Interested in submitting an entry for the 2019 Morrison Prize Contest? The Call for Entries is released in early fall and papers must be postmarked by December. E-mail Lauren.Burkhart@asu.edu to be added to our mailing list for Morrison Prize and Conference announcements!
The Morrison Prize contest is open to full-time law professors who have published environmental sustainability-related papers in printed U.S. or Canadian legal academic journals during the contest period. All papers appearing in a qualifying journal’s final 2016 issue or in an issue printed and circulated prior to November 15, 2017, fall within the 2018 contest period. Works-in-progress and papers that are not published in print form before the deadline are not eligible. Papers focused on topics in environmental law, water law, energy law, natural resources law, land use law, disaster law, climate change law, agricultural law meet the subject matter requirements for eligibility.
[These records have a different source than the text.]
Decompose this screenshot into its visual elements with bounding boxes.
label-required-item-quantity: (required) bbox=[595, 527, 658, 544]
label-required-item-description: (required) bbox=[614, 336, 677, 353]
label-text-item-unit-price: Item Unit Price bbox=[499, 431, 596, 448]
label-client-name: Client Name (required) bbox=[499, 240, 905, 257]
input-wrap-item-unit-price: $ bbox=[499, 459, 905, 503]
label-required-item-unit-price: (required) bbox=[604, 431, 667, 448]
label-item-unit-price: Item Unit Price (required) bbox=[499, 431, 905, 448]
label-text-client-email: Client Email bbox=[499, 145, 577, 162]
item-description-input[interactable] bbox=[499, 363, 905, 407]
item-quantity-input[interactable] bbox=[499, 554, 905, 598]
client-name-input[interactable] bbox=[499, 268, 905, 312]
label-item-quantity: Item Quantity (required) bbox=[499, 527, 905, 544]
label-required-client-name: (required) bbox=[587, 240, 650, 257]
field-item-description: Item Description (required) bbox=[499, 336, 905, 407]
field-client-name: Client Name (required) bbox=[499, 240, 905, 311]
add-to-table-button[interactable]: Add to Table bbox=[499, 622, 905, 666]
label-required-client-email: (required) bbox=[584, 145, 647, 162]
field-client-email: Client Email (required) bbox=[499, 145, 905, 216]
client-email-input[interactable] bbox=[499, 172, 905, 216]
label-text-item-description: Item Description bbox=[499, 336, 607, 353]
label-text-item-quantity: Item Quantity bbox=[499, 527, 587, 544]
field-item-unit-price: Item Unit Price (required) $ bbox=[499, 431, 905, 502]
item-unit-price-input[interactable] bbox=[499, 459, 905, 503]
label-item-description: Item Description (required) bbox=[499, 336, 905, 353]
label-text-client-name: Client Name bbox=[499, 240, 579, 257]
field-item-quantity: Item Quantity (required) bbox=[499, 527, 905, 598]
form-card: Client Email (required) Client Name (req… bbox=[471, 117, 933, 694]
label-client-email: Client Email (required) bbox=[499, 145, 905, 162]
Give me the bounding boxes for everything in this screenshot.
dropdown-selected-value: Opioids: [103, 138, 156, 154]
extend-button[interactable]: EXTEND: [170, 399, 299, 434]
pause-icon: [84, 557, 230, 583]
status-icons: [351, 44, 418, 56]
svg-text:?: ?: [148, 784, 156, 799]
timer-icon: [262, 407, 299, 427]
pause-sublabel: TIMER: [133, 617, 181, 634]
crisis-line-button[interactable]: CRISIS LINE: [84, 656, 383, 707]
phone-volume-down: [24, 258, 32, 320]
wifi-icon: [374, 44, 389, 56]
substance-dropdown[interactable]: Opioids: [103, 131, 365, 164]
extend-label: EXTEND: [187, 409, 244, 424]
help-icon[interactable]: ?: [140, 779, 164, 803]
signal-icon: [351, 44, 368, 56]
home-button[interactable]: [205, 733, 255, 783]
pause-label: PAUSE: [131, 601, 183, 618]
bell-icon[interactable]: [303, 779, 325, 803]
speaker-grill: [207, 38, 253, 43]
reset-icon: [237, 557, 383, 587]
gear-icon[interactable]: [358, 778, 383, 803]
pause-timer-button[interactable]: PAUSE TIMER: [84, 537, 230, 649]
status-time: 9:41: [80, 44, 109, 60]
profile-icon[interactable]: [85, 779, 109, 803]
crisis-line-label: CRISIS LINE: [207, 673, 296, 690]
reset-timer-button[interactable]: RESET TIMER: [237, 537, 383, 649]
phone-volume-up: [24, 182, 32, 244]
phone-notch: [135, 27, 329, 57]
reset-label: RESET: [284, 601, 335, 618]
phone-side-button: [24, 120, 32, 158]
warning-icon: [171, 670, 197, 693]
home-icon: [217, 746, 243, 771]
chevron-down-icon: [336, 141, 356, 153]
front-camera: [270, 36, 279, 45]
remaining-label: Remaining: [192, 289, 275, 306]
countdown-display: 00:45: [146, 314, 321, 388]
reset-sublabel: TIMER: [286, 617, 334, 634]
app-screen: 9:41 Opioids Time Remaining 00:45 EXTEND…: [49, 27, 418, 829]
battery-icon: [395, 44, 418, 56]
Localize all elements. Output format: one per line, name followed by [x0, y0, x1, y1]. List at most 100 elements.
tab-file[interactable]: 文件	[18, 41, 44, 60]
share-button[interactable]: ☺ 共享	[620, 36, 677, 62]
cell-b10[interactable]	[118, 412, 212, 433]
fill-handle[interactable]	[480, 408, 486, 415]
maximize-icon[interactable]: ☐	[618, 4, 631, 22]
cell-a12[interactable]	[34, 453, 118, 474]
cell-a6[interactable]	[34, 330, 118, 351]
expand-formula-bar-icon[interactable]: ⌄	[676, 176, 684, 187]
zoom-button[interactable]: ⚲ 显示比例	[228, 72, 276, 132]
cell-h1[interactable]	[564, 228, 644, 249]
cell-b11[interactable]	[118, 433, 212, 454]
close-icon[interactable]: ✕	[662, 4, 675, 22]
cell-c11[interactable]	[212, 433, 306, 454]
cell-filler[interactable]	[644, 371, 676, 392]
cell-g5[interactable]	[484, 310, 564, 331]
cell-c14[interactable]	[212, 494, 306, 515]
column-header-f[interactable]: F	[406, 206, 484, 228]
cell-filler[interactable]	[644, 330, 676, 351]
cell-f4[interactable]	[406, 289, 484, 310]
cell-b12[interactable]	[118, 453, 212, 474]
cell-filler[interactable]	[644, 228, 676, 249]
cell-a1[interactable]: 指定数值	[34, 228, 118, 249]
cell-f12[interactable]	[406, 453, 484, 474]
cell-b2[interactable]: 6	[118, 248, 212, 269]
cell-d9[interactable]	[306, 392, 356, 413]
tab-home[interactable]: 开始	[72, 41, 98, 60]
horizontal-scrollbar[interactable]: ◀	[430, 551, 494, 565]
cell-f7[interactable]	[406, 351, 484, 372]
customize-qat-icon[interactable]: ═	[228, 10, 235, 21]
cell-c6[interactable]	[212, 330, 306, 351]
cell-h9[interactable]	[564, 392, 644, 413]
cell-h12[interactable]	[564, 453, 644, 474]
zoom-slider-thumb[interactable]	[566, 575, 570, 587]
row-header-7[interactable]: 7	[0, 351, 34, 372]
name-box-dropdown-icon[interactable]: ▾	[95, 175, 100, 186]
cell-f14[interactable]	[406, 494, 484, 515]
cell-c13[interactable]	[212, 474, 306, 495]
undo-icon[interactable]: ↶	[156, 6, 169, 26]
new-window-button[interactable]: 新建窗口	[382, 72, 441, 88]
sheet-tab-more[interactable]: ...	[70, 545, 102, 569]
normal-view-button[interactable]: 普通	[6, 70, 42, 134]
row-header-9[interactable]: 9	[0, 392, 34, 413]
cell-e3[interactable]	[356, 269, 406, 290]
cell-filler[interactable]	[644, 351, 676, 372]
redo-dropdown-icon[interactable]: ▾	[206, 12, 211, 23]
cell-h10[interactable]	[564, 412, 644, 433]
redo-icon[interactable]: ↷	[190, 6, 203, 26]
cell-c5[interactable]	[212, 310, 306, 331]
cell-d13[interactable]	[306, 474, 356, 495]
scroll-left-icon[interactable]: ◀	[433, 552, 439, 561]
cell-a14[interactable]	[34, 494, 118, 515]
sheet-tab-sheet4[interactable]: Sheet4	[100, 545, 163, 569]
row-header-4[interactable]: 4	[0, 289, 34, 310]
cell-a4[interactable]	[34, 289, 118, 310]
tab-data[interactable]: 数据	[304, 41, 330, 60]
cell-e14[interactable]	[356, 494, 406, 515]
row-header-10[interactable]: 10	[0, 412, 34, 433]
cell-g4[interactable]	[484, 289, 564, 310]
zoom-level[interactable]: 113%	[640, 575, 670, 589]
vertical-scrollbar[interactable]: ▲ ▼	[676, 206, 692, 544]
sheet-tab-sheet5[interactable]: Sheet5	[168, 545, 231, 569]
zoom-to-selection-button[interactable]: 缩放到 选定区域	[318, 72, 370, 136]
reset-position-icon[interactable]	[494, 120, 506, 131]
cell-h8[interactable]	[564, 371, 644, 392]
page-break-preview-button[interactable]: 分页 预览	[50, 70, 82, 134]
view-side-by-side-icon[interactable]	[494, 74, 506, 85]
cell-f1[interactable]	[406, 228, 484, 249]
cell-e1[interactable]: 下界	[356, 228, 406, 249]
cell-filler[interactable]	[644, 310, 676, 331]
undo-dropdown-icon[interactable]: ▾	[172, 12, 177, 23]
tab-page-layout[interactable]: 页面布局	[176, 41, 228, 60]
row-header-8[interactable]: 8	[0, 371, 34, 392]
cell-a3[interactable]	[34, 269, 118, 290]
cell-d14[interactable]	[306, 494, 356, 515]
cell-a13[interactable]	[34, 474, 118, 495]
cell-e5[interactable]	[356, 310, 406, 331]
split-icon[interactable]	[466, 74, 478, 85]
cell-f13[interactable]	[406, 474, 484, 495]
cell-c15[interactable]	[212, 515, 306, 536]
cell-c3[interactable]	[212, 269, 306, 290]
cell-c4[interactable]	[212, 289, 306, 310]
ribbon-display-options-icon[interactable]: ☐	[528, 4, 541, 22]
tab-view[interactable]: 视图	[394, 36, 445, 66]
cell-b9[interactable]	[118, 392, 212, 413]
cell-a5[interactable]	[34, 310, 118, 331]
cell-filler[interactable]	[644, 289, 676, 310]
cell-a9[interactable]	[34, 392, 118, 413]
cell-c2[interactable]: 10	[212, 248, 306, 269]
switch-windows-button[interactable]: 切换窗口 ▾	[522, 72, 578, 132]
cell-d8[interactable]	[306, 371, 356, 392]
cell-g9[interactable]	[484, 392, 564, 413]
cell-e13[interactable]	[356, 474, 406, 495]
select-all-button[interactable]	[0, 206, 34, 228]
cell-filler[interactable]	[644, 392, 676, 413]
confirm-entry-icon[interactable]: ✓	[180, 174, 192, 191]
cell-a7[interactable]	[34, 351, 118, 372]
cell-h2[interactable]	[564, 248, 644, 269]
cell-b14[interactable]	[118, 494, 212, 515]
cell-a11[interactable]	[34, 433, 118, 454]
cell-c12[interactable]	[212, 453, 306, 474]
Judging Process and Criteria:
The Morrison Prize seeks to recognize the paper published within the eligibility period that is likely to have the most significant positive long-term impact on the advancement of the environmental sustainability movement. All eligible papers entered into the prize contest will undergo independent review and scoring by a diverse group of full-time law professors who teach in environmental sustainability-related areas at four different accredited North American law schools.
The contest scoring system focuses primarily on a paper’s (i) quality and originality of analysis (20%) and (ii) potential for real-world impact on policy developments directly related to environmental sustainability goals (80%). The author’s seniority, home institution, reputational stature and existing body of research are not relevant to the scoring process.